Cutting-edge technology and brand-new facilities do not a Level 1 trauma center make. But they can bring a great deal of efficiency to the process of delivering sensational, compassionate care to patients and loved ones living out their worst nightmares.
Zuckerberg San Francisco General opened the doors of its new, nine-story, seismically safe building in 2016. Trauma surgeon Dr. Peggy Knudson and surgical nurse Ana Claudia Pereira have served the most seriously injured patients of San Francisco and northern San Mateo County for 28 and 10 years, respectively, from the hospital’s emergency department. They agree that the new facility has made a world of difference to their work caring for some of the region’s most vulnerable patients.
Dr. Knudson says that this was never more evident than when the trauma team first encountered young Zachery Vines last September, five months after the new facility opened. Once the surgeon made the instant decision to operate on Zachery, he was taken to the major trauma operating room, which is kept empty, equipped, and always ready for use as needed for major trauma patients.
Everything necessary to giving that patient excellent care is in extreme proximity, however. “Our interventional radiology suite is now situated right next door to our major trauma operating room. That allowed us to wheel Zachery in one door and out the other while still under anesthesia and with the entire operating team in attendance. In essence, it is now an extension of the operating room,” Dr. Knudson says. “When surgery was finished, I headed right out of the other side of the trauma room to the surgical waiting room where his parents were waiting to learn his condition.”
The new emergency department features imaging equipment in every trauma room and identical room layouts to reduce medical errors. It has tripled in size and doubled in capacity. The new facility has three more trauma rooms and 32 additional beds, up from 58 to 116.
ZSFG is Gold LEED-certified (the first trauma center in California) for green-design elements such as the recycled materials used in its construction, water- and energy-conservation features, expanded bicycle parking, and a rooftop garden.

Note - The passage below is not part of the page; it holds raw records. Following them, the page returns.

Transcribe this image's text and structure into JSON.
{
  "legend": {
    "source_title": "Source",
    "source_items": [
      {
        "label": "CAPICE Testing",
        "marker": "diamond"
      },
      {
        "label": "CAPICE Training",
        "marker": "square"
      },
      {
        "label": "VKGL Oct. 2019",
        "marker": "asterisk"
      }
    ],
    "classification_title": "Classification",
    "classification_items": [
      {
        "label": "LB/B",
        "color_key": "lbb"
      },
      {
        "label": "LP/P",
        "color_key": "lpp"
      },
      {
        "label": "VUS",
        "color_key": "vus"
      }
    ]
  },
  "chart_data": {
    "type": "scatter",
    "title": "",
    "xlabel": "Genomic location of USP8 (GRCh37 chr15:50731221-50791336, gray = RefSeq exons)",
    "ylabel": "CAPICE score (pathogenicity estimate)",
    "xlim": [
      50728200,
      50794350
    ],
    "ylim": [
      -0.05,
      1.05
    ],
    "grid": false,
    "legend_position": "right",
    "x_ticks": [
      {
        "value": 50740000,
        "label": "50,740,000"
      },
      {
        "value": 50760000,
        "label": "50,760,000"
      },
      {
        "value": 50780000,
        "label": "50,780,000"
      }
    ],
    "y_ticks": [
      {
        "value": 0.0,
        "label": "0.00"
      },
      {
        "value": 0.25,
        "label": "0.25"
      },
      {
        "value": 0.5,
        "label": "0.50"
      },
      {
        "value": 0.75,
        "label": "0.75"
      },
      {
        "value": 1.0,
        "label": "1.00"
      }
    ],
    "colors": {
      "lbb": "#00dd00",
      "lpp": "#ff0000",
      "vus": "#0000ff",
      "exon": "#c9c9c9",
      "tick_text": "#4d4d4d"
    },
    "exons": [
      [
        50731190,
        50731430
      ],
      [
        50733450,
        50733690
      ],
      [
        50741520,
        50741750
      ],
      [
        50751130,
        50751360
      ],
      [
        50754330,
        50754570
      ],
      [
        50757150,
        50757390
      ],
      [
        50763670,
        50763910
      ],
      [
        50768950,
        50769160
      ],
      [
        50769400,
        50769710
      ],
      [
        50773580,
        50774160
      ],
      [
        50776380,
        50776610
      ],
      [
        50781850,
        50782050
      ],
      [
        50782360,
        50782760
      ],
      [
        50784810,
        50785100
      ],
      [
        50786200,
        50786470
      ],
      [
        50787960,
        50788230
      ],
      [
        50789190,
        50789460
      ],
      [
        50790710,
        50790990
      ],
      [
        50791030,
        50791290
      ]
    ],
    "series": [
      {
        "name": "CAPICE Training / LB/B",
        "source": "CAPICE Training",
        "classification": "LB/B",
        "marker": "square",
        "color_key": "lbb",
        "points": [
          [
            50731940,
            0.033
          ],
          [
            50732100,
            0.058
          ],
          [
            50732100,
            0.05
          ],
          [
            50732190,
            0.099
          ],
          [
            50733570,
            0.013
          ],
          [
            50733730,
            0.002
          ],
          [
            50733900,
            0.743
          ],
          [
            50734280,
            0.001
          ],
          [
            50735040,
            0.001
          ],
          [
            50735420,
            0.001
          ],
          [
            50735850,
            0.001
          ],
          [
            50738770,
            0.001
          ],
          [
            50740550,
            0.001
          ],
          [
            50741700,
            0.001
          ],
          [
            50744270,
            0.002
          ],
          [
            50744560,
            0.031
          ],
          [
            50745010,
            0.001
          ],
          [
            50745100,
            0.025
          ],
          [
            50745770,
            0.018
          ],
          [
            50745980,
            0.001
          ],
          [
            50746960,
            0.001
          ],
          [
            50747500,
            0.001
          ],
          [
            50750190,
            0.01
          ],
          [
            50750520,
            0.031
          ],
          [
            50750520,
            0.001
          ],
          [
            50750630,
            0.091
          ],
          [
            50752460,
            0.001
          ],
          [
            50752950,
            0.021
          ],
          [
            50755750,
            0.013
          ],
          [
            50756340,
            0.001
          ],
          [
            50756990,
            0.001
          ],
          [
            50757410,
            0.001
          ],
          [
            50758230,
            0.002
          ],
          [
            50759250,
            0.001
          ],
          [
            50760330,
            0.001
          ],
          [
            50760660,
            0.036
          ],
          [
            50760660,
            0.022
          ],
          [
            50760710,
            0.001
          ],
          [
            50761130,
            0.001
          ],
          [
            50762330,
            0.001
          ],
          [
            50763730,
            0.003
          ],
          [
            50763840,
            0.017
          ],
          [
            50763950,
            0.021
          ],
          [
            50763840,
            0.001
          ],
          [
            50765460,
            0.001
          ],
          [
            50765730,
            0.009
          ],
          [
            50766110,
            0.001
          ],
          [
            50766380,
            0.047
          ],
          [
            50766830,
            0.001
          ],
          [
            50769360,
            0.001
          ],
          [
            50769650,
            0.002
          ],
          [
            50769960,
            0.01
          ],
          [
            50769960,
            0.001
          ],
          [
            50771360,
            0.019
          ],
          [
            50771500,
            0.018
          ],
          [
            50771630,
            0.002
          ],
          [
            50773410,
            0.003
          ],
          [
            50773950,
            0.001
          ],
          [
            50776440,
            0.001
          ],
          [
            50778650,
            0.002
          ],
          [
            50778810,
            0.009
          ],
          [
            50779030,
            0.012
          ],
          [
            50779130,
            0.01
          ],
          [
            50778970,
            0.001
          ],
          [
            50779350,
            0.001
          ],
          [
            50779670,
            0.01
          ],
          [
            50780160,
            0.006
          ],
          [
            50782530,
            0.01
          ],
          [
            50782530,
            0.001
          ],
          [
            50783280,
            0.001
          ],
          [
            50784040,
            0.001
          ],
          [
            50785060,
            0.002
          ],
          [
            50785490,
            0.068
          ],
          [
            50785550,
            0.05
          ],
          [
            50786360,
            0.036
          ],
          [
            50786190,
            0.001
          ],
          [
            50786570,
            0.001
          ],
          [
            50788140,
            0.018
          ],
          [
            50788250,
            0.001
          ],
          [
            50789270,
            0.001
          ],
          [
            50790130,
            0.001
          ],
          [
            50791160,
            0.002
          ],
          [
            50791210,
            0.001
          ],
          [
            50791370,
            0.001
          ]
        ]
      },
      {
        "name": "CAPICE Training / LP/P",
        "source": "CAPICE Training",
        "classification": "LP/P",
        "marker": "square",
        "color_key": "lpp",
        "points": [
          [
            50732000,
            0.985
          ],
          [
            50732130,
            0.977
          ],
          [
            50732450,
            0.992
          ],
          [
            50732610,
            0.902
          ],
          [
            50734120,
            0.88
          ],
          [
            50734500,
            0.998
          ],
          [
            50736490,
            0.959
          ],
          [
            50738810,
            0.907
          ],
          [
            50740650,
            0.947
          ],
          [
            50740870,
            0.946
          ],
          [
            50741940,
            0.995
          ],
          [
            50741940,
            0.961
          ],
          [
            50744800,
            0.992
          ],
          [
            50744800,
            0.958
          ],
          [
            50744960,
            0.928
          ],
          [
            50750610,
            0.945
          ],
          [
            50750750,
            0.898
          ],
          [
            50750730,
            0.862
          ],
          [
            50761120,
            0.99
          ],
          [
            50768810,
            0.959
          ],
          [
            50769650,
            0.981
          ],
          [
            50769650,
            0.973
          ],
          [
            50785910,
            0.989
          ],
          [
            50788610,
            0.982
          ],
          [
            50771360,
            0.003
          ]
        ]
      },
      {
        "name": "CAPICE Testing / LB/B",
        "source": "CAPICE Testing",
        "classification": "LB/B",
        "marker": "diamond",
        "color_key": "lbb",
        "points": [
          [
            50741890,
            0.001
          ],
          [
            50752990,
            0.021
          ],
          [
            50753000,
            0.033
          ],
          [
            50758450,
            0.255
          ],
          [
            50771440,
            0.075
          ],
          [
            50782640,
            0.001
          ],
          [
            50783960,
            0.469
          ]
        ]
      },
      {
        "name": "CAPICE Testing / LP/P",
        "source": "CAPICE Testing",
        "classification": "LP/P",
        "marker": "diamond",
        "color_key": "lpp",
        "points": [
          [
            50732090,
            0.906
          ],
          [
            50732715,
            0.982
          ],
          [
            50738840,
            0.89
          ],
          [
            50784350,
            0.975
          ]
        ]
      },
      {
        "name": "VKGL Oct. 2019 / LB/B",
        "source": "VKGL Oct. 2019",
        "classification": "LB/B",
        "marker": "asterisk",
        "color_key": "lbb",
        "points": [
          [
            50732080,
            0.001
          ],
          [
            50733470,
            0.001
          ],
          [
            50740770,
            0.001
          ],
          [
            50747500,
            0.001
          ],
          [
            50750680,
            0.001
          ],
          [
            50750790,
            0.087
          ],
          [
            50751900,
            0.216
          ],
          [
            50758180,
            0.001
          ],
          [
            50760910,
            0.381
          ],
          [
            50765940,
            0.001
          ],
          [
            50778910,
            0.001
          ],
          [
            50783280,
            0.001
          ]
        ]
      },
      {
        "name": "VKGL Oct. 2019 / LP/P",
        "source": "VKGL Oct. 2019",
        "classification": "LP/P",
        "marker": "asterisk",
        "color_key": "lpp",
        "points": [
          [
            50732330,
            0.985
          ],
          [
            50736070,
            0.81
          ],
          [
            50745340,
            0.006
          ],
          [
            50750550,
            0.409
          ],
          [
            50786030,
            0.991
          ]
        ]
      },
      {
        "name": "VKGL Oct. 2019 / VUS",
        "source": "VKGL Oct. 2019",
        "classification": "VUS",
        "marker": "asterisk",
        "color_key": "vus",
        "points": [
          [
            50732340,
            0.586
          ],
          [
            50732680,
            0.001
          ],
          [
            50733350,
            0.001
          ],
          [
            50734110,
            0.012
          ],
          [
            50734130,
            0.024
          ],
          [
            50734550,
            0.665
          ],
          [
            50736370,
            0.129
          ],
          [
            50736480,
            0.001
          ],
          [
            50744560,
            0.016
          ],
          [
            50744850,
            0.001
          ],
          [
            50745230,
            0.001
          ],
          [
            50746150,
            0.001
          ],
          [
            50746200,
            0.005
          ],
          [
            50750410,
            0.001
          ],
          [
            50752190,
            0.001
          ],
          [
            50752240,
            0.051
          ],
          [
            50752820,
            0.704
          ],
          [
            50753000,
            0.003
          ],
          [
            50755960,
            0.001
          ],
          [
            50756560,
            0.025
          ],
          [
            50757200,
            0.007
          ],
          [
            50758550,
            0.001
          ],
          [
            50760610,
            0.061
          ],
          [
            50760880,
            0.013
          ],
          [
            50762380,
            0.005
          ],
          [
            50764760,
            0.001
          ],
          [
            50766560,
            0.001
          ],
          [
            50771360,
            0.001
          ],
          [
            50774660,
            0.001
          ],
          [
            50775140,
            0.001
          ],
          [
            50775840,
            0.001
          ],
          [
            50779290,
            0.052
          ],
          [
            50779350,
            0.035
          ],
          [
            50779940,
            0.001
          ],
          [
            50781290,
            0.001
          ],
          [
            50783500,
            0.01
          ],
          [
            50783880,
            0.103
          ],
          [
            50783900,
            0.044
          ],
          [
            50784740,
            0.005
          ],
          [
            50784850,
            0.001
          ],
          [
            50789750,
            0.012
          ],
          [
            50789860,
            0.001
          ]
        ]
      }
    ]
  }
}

The new hospital’s wide, rounded hallways make it easier to navigate hallways with large equipment. Rooms are 90 percent private, allowing patients to recover in solitude.
Pereira finds it comforting even to walk into the entry area of the new facility. “Entering the trauma center is now so calm and peaceful. These public areas feel more isolated and quiet than before,” she says.
Zachery Vines’ mother Kristin says a comfortable space helped make a difference when she faced the unimaginable prospect of losing her young son. During the month Zachery stayed in the hospital, so did Kristin. “I would not, could not leave the hospital,” Vines says. “Zachery’s patient room was large enough that I could stay there comfortably, right there with him in his room.”
Kristin and Jason were thankful their son could recover in a quiet, private space and benefit from the newest technology and advances in trauma patient care. All this gave them confidence he was receiving the absolute best care possible.
Confidence is what Kristin Vines says parents of children who’ve had traumatic injuries need most. “If someone whose child was a new victim of a traumatic injury were to ask me for advice, I’d say: All you need to have is confidence that you are in the right care.
At ZSFG, I never doubted for a second that Zachery was getting the best care possible. You hear people questioning health care and hospitals, or wondering about second opinions,” says Vines. “During the month my son spent at ZSFG, I always had confidence in his physician and every other person there.”